University of Oregon Living Learning Center
In June 2006 University of Oregon installed a 50 collector solar water heating system on the 4th story roof of the north building of the Living Learning Center. The Living Learning Center is a new student dormitory located at 1475 E.15th on campus across from the Recreation Center. This system is the second largest solar thermal installation in Oregon.
The Solar Water Heating (SWH) is a closed loop design utilizing propylene glycol as the heat transfer fluid. The collector array is comprised of 50 SunEarth model EC-32 selective surface flat-plate collectors. Transfer to the potable water is made with a AIC double wall plate & frame heat exchanger sized to operate at a 15° F LMTD under full sun conditions. Thermal storage is achieved with a 2,100 gallon glass lined ASME tank from Hanson. The system is controlled with a Goldline GL-30 differential temperature controller that operates both the potable & glycol side pumps through 3-phase contactors.
The SunEarth model EC-32 collector has a design flow rate of 0.83 GPM based on water. Correcting this flow rate to an equivalent capacitance rate with a 30% propylene glycol mixture yields a design flow of 0.92 GPM/collector or 47 GPM for the entire array. The potable loop flow rate was sized to match the capacitance rate of the collector loop at 41 GPM.
Heat Exchanger selection was made based on transferring the array output under full sun conditions with a 15° F LMTD. At full sun (320 BTU/hr-fl2), the array is capable of outputting approximately 310,000 BTU/hr at an operating efficiency of 65%. Based on this operating point and the design flow rates indicated above, a 19-plate AIC A200 heat exchanger was selected.

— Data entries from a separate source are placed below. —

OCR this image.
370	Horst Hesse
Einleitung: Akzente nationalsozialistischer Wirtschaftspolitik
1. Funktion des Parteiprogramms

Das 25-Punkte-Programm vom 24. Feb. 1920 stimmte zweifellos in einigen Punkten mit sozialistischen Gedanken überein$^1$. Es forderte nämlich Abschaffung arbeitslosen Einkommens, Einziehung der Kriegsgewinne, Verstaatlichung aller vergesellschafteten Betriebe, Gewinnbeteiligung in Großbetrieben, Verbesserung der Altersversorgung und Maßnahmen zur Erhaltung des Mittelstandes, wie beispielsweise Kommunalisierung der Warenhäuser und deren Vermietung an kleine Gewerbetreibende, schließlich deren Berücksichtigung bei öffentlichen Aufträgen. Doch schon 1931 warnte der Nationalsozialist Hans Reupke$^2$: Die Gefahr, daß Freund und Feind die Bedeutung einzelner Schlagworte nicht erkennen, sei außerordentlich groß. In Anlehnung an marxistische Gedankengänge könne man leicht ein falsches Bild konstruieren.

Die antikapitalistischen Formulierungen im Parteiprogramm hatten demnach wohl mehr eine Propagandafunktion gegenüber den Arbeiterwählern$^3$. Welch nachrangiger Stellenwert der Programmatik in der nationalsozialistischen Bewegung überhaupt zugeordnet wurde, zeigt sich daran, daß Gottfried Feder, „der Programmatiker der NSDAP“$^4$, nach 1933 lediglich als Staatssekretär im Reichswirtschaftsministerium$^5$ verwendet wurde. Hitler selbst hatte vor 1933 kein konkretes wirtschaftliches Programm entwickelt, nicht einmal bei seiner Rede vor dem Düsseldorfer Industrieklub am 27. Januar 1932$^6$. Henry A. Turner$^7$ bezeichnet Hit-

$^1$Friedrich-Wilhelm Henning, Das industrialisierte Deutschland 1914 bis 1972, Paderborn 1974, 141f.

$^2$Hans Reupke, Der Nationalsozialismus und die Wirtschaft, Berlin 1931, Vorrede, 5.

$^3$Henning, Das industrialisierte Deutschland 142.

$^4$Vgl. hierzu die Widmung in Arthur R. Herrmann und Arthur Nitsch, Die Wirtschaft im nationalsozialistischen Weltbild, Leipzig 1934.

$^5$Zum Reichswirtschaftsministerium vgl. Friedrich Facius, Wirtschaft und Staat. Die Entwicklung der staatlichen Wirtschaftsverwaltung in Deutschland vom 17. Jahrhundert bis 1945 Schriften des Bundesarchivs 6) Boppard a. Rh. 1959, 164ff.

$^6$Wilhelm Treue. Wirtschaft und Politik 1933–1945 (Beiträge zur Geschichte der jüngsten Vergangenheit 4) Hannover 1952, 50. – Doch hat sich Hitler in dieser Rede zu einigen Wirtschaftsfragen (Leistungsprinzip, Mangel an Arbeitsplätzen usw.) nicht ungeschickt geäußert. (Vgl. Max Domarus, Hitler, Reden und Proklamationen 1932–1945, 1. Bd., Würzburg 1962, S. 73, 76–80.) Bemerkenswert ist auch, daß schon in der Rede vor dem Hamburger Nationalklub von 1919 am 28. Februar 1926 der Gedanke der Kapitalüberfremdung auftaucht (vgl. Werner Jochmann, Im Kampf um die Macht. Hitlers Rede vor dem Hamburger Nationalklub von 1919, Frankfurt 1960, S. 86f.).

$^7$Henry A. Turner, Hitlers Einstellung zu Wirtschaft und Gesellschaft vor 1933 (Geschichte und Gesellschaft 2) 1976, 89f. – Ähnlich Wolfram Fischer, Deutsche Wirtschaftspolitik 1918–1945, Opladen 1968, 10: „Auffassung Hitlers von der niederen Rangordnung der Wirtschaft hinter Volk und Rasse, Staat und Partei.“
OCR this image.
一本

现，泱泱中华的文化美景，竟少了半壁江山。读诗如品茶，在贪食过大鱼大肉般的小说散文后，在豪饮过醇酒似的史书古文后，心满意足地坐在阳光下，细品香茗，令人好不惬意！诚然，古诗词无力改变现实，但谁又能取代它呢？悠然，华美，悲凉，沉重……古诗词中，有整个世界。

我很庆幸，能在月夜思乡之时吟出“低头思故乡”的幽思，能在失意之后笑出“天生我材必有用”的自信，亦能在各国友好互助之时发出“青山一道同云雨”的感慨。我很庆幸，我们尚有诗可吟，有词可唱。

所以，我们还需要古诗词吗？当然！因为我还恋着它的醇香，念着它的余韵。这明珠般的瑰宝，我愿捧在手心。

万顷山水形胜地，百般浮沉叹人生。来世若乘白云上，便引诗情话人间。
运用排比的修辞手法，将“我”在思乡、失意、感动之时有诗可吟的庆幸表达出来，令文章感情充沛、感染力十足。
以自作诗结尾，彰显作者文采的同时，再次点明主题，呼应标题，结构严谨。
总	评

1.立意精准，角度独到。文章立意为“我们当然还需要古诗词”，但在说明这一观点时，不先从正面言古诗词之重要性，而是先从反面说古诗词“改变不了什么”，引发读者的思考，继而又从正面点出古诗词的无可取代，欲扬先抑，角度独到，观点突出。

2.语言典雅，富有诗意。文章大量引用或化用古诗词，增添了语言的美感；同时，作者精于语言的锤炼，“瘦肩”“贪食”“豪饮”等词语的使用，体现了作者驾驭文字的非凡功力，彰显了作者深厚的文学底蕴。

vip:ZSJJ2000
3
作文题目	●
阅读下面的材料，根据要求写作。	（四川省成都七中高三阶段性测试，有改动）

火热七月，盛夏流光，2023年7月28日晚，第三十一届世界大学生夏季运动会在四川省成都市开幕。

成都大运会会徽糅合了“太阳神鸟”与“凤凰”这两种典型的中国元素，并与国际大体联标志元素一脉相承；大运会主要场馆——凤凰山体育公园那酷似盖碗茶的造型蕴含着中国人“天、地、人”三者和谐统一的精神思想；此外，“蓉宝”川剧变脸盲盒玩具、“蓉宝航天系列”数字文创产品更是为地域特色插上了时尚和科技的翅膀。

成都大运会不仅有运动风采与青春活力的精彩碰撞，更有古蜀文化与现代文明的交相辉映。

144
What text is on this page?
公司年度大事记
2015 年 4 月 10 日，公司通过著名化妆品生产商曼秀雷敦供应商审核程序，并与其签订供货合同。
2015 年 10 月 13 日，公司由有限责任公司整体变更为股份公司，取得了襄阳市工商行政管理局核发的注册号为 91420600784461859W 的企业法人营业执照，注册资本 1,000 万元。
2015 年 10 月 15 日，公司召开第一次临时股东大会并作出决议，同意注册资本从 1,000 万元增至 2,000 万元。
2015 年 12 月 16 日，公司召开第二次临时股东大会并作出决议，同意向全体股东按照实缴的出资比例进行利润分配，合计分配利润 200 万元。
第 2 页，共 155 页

Loop pressure drops were based on the pressure drops of the collector, supply & return lines, heat exchanger, and flow meter. Pipe sizes were selected to keep the flow velocities between 2 and 4 FPS to ensure that entrapped air would be carried through the system but not high enough to create erosion. Generous lengths of equivalent piping runs were assumed to accommodate the various valves & fittings in the lines.